Marc has been entertaining the thought of adding older versions of
SPServices to github. This would be the opportunity to re-think the entire
naming convention. I like John’s suggestion, about keeping the first digit
as the year. That would more closely resemble what Marc was attempting to
do with this convention and as John pointed out, it maintains a hierarchal
structure (2015.0.0 is newer than 2014.0.0).
My personal thoughts: forget the concept of trying to tie your versions of
SPServices to a year and instead go with full support of semantic
versioning. Having the version number imply that there are possible
backwards incompatible changes is a very beneficial feature. And one that
all package managers automatically support with special tokens (^2.3.4, or
~2.3.4).
—–
If wanting to keep the Year in the version as a memory jogger, then favor the suggestion by John.
Also note that adding the version number does not prevent us from using package managers, as just about all them accept multiple types of input…
Like Andreas mentioned, there are popular tools out there that depend on semantic versioning to auto-detect versions (usually as a way to say “use this version or newer, but don’t go up a major version number that will break my app”). If you feel like that’s very important to the SPServices project, then switching to semver makes sense. Traditionally it hasn’t been all that important; most SharePoint devs weren’t using tools like bower or npm because they didn’t exist or were mostly used by non-SharePoint web developers, and SharePoint power users are almost certainly not using them.
Now that SharePoint is embracing JavaScript, REST, etc., tools like bower and npm will probably be used more and more by SharePoint devs. Is that reason enough to change the version scheme? I think so, but that’s just one opinion.
In theory, if you never make breaking changes, you could rename your latest version to 1.36.0 (I counted 36 releases so far) and eventually you may get up to 1.284.0 or something if you never make a breaking change and release a bunch of new features over the next few years. Or start at 2015.0.0 and just never change the year (which may be more confusing than ditching the year).

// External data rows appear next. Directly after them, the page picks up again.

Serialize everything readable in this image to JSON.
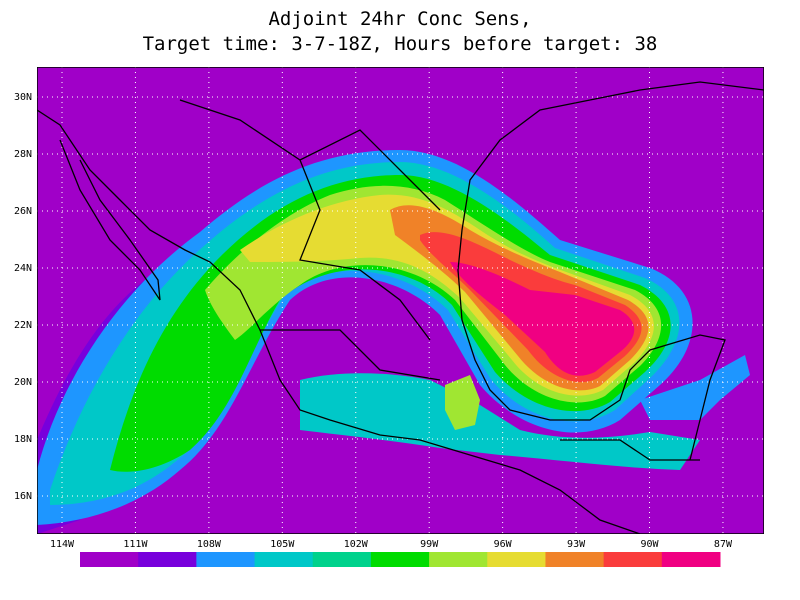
{
  "title": {
    "line1": "Adjoint 24hr Conc Sens,",
    "line2": "Target time: 3-7-18Z, Hours before target: 38"
  },
  "map": {
    "lat_ticks": [
      {
        "value": 30,
        "label": "30N"
      },
      {
        "value": 28,
        "label": "28N"
      },
      {
        "value": 26,
        "label": "26N"
      },
      {
        "value": 24,
        "label": "24N"
      },
      {
        "value": 22,
        "label": "22N"
      },
      {
        "value": 20,
        "label": "20N"
      },
      {
        "value": 18,
        "label": "18N"
      },
      {
        "value": 16,
        "label": "16N"
      }
    ],
    "lon_ticks": [
      {
        "value": -114,
        "label": "114W"
      },
      {
        "value": -111,
        "label": "111W"
      },
      {
        "value": -108,
        "label": "108W"
      },
      {
        "value": -105,
        "label": "105W"
      },
      {
        "value": -102,
        "label": "102W"
      },
      {
        "value": -99,
        "label": "99W"
      },
      {
        "value": -96,
        "label": "96W"
      },
      {
        "value": -93,
        "label": "93W"
      },
      {
        "value": -90,
        "label": "90W"
      },
      {
        "value": -87,
        "label": "87W"
      }
    ],
    "colorbar": [
      "#a000c8",
      "#7800dc",
      "#1e96ff",
      "#00c8c8",
      "#00d28c",
      "#00dc00",
      "#a0e632",
      "#e6dc32",
      "#f08228",
      "#fa3c3c",
      "#f00082"
    ]
  }
}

The change in version scheme might be jarring or confusing to some users, but so was the change to using the year. I think as long as you communicate what changed and why (as you always have done a good job of in the past), users will get it. I’m sure many just go to the CodePlex site and download the latest release without looking too closely at the version numbers.
I don’t think it should be changed for the sake of conformity or because semantic versioning is somehow “better” (there’s still plenty of debate about it). It should be changed only because you want it to be available to other tools that depend on semantic versioning.
Paul, thanks for the hint.
This is a much better workaround than creating a fork and an associated bower entry :-)
“sp-services”: “https://github.com/sympmarc/SPServices.git#2014.02”
And I think changing the future tag-names to semantic versioning is furthermore a good idea.